Occasionally strange things happen. So when an auditor friend of mine called me to say he believes this proposal for auditors to look for compliance violations is actually easier than most people suspect, I started taking notes — because an auditor defending this idea is a rare thing indeed.

The proposal, from the Public Company Accounting Oversight Board, seems to be the most contentious debate that audit and compliance professionals are having these days. Compliance officers generally support it, although they’re lobbying the PCAOB to include a provision that audit firms must consult with the chief compliance officer. Auditors are almost uniformly against it, warning that the proposal would push audit fees into the stratosphere with no significant benefit to the client company.

The auditor friend who called me last week is the reason I added the word “almost” in the previous sentence. He believes audit firms can look for legal and compliance violations without the rigamarole of audit teams hiring legal help and behaving like a shadow compliance function. 

First, a recap of what the PCAOB has proposed. The agency has circulated a proposed  new standard (the “NOCLAR” proposal, for non-compliance with laws and regulations) that would require audit firms to:

  • Identify laws and regulations that are applicable to the company and where non-compliance could have a material effect on the financial statements;
  • Evaluate whether any non-compliance actually has happened;
  • Communicate to the appropriate level of management and the audit committee as soon as the auditor believes that noncompliance might have happened. 

That seems like it could be a complicated mess for auditors, and the arguments against this proposed new standard are compelling. My auditor friend, however, disagrees.

“I don’t think this is as hard as people think it’s going to be,” he said. “The reason they think this is hard is that they’re either incompetent or lacking enough imagination.” 

That’s a bold claim. Let’s consider my friend’s theory of the case. 

It’s All About Access Control

The most common compliance concerns, my friend said, are (a) Sarbanes-Oxley requirements for effective internal control over financial reporting; (b) cybersecurity; and (c) data privacy. 

I agree with that statement. Yes, many companies also have other compliance concerns, and we’ll get to those shortly; but every public company has those three compliance risks he outlined above.

“And what’s the common thread among SOX, cybersecurity, and privacy? Access control.” my friend said.

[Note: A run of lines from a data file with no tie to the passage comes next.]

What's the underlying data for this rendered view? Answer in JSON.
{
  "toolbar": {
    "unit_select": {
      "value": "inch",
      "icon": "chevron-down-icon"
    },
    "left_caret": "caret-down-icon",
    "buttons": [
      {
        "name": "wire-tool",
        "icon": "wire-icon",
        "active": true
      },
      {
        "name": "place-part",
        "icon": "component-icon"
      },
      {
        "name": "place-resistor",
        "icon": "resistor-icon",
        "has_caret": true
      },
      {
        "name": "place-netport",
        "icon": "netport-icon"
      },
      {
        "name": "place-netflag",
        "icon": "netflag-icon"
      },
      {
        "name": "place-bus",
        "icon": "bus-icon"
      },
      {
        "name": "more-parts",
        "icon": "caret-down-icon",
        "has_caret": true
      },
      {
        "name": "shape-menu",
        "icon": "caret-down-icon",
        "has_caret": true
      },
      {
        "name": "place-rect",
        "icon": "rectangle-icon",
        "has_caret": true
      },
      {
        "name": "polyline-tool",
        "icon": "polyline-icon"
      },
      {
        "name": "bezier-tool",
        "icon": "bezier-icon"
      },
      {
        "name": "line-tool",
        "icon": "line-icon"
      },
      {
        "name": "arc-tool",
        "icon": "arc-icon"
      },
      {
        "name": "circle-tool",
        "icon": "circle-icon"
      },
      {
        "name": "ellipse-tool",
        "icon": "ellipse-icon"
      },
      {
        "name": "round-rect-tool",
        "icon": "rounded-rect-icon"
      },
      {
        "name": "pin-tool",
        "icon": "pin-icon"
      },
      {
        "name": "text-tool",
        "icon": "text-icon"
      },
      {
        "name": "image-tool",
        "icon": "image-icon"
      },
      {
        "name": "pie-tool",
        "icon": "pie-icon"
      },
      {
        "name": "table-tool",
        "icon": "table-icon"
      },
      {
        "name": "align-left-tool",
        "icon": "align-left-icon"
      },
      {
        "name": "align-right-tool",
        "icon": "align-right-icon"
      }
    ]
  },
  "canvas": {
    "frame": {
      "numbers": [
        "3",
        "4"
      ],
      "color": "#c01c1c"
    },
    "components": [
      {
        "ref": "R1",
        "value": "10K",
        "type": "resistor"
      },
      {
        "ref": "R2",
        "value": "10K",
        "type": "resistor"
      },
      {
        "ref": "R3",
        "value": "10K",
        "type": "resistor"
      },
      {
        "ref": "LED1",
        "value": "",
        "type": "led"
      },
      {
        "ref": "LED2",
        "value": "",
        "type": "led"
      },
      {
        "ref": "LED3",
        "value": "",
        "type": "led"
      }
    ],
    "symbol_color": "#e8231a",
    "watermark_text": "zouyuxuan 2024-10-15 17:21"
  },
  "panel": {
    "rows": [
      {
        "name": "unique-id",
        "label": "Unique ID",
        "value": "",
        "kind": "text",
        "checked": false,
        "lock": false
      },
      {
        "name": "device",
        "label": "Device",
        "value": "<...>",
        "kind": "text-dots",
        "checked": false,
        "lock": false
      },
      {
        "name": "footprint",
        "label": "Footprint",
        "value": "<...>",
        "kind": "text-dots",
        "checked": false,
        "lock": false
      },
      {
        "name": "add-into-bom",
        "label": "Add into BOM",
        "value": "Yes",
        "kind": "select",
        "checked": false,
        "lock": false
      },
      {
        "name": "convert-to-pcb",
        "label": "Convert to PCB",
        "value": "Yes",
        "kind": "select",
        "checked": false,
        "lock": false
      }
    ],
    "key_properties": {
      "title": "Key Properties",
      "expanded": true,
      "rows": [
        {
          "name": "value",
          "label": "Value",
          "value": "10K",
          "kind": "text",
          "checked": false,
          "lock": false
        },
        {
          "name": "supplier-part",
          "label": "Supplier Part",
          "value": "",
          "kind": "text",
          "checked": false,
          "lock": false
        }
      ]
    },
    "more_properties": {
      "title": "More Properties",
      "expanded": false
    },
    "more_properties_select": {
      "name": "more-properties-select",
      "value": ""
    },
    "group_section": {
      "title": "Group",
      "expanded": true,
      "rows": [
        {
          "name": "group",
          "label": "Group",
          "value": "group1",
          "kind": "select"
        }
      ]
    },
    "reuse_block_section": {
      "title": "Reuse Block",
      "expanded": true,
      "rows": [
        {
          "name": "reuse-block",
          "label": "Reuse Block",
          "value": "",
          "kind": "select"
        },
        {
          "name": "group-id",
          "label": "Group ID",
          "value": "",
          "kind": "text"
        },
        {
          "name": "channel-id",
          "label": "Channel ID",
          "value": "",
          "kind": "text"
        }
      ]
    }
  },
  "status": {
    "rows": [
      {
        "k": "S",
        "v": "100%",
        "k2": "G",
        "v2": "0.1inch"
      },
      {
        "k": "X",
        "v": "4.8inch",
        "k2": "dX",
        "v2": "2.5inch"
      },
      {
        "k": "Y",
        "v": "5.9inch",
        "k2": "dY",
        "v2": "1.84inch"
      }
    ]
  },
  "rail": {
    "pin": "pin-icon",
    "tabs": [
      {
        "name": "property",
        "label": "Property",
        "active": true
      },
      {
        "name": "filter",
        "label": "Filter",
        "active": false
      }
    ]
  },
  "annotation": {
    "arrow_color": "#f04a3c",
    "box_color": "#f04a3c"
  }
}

He’s not wrong. When you suffer a privacy violation, that is someone gaining inappropriate access to data, which is just another way of saying poor access control. When someone is cooking the books thanks to poor segregation of duties, that’s inappropriate access to systems. When someone hacks into your SAP system to cause lord knows what kind of mischief, that’s inappropriate access to, well, everything.

But the root of all that is poor access control. So maybe, in our modern world where IT systems run every transaction a company has, internal and external auditors alike should be poring over access control all the time. 

If someone taps into your ERP software system inappropriately, my friend said, “Pull on that thread. Maybe the way you scoped SOX procedures was insufficient. Maybe someone used unpatched software.” Either way, those are issues an auditor can address, through better audit planning or more rigorous testing. 

Hmmm. When you look at the issue that way, the PCAOB’s proposal does seem less scary. An audit firm wouldn’t need to hire outside legal expertise to assess the client’s exposure to privacy regulations around the world, because when you can assure strong access control to confidential data, you’re complying with just about all those privacy rules by default. 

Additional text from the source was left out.